Hermione, of course, received straight O’s, aside from an EE in History which she was extremely frustrated with, mostly because Lila had managed an O, and they shared their notes for the class. Lila felt a little guilty since she hadn’t exactly come about her answers honestly, but she had already ordered Hermone a celebratory gift for what she knew would be an amazing success, so she figured that made up for it. She’d gotten her friend a book on a Muggleborn witch who used espionage and the legal system alike to put an end to the witch trials in Britain. Hermione burst into tears as soon as Lila passed her the book with a ribbon tied around it– no paper, as Hermione didn’t need there to be any barriers between her and a new book– and wrapped her in the tightest hug she’d ever had, and just like that, the year was done.



It had been the very best year of Lila's life.

Notes:

That's all of book one! This is really just a little side project to keep me entertained and to practice the whole less is more thing, but since the other years will be equally short, they should come quickly. Year two is nearly finished and year three is completely finished. I encourage checking out my longer fics if you liked this!

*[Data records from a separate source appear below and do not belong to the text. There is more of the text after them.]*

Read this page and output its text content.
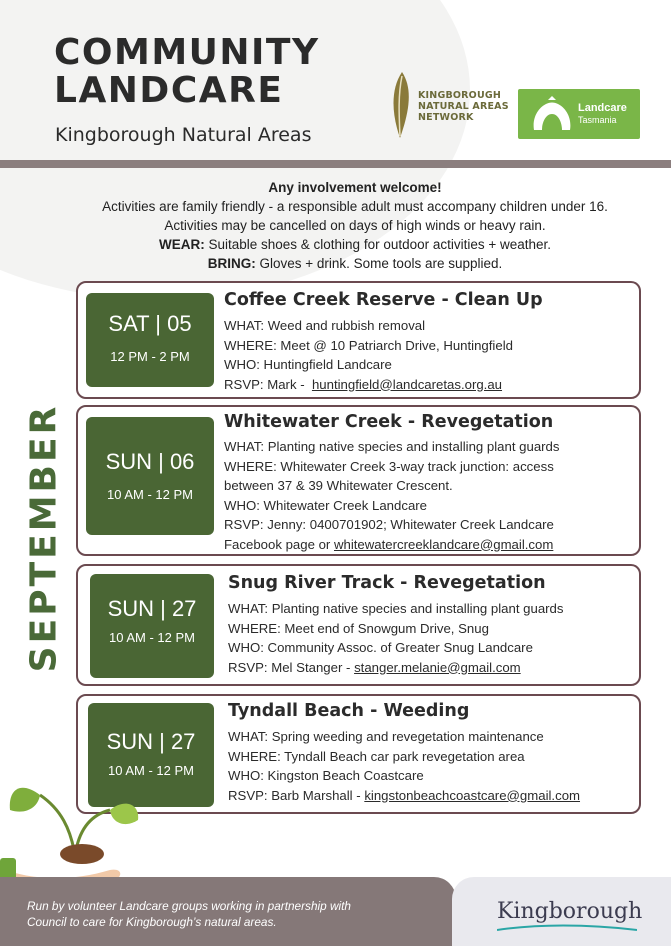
COMMUNITY
LANDCARE
Kingborough Natural Areas
KINGBOROUGH
NATURAL AREAS
NETWORK
Landcare
Tasmania
Any involvement welcome!
Activities are family friendly - a responsible adult must accompany children under 16.
Activities may be cancelled on days of high winds or heavy rain.
WEAR: Suitable shoes & clothing for outdoor activities + weather.
BRING: Gloves + drink. Some tools are supplied.
SEPTEMBER
SAT | 05
12 PM - 2 PM
Coffee Creek Reserve - Clean Up
WHAT: Weed and rubbish removal
WHERE: Meet @ 10 Patriarch Drive, Huntingfield
WHO: Huntingfield Landcare
RSVP: Mark -  huntingfield@landcaretas.org.au
SUN | 06
10 AM - 12 PM
Whitewater Creek - Revegetation
WHAT: Planting native species and installing plant guards
WHERE: Whitewater Creek 3-way track junction: access
between 37 & 39 Whitewater Crescent.
WHO: Whitewater Creek Landcare
RSVP: Jenny: 0400701902; Whitewater Creek Landcare
Facebook page or whitewatercreeklandcare@gmail.com
SUN | 27
10 AM - 12 PM
Snug River Track - Revegetation
WHAT: Planting native species and installing plant guards
WHERE: Meet end of Snowgum Drive, Snug
WHO: Community Assoc. of Greater Snug Landcare
RSVP: Mel Stanger - stanger.melanie@gmail.com
SUN | 27
10 AM - 12 PM
Tyndall Beach - Weeding
WHAT: Spring weeding and revegetation maintenance
WHERE: Tyndall Beach car park revegetation area
WHO: Kingston Beach Coastcare
RSVP: Barb Marshall - kingstonbeachcoastcare@gmail.com
Run by volunteer Landcare groups working in partnership with
Council to care for Kingborough’s natural areas.	Kingborough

little key for all the flowers mentioned! some are mentioned due to symbolism and some are just lila describing things by comparing them to flowers based on appearance.
- primrose (title): symbolizes early youth.
- dahlia (delilah): symbolizes instability and dignity, depending on the color.
- baby's breath (describing dumbledore's beard): a plant with tiny fluffy white flowers.
- orchid and tiger lily (describing dumbledore's robes): orchid is a vibrant shade of purple and tiger lilies are bright orange. you can imagine these would clash horribly, hence tom's "eccentric" comment. symbolizes gaiety and pride, in that order.
- dandelion (lila's preferred tea): symbolizes oracles. she knows a lot she by all means shouldn't, due to tom
- hellebores (compared to tom): symbolizes delirium and serenity. yep, both of 'em. they grow right through winter and bloom in shades of white, green, and purple.
cosmos and yarrow (compared to dumbledore): it's pretty hard to accidentally kill these. they symbolize modesty and healing.
- white roses (lila's grew too quickly): represent spiritual love. since tom is a figment of her mind, it seemed fitting.
- crocuses (compared to hermione): this flower is associated with hermes, which is why lila associates them with hermione. they also represent youthful cheer, which seemed fitting for her first friend!
- white begonias (compared to snape): begonias in general are used to represent bad omens or entering darkness. white begonias, however, can also mean innocence or protection from harm!
- daisies and calla lilies (when lila wakes up in the med wing): these are white flowers! she wakes up to a bright white room and describes it through flowers. they symbolize innocence and beauty, but it's not particularly relevant in this case.
- rosemary (lila's substitute in potions): symbolizes remembrance! she uses it in place of pomegranate leaves- pomegranates being a common symbol for death but the leaves having symbolism in marriage and childbirth- and a plant i made up, though peppers are often associated with masculinity. it's not a coded message on her part, but since snape gave his whole "bitter regrets following lily to the grave" speech, lila's response would essentially mean "replace your grief and male posturing with remembrance and gratitude you arsehole"
- cactus (lila grows one to prove she has magic): symbolize warmth, protection, and endurance. the flowers on hers bloom purple, symbolizing success. essentially, she blossoms and succeeds under loving conditions.
- "white and blue flowers" (lila sees them in the mirror): unreachable and infinite (blue) innocence and hope (white)

I believe that's it! I hope this clarifies the "gratuitous use of Victorian Flower Language" tag.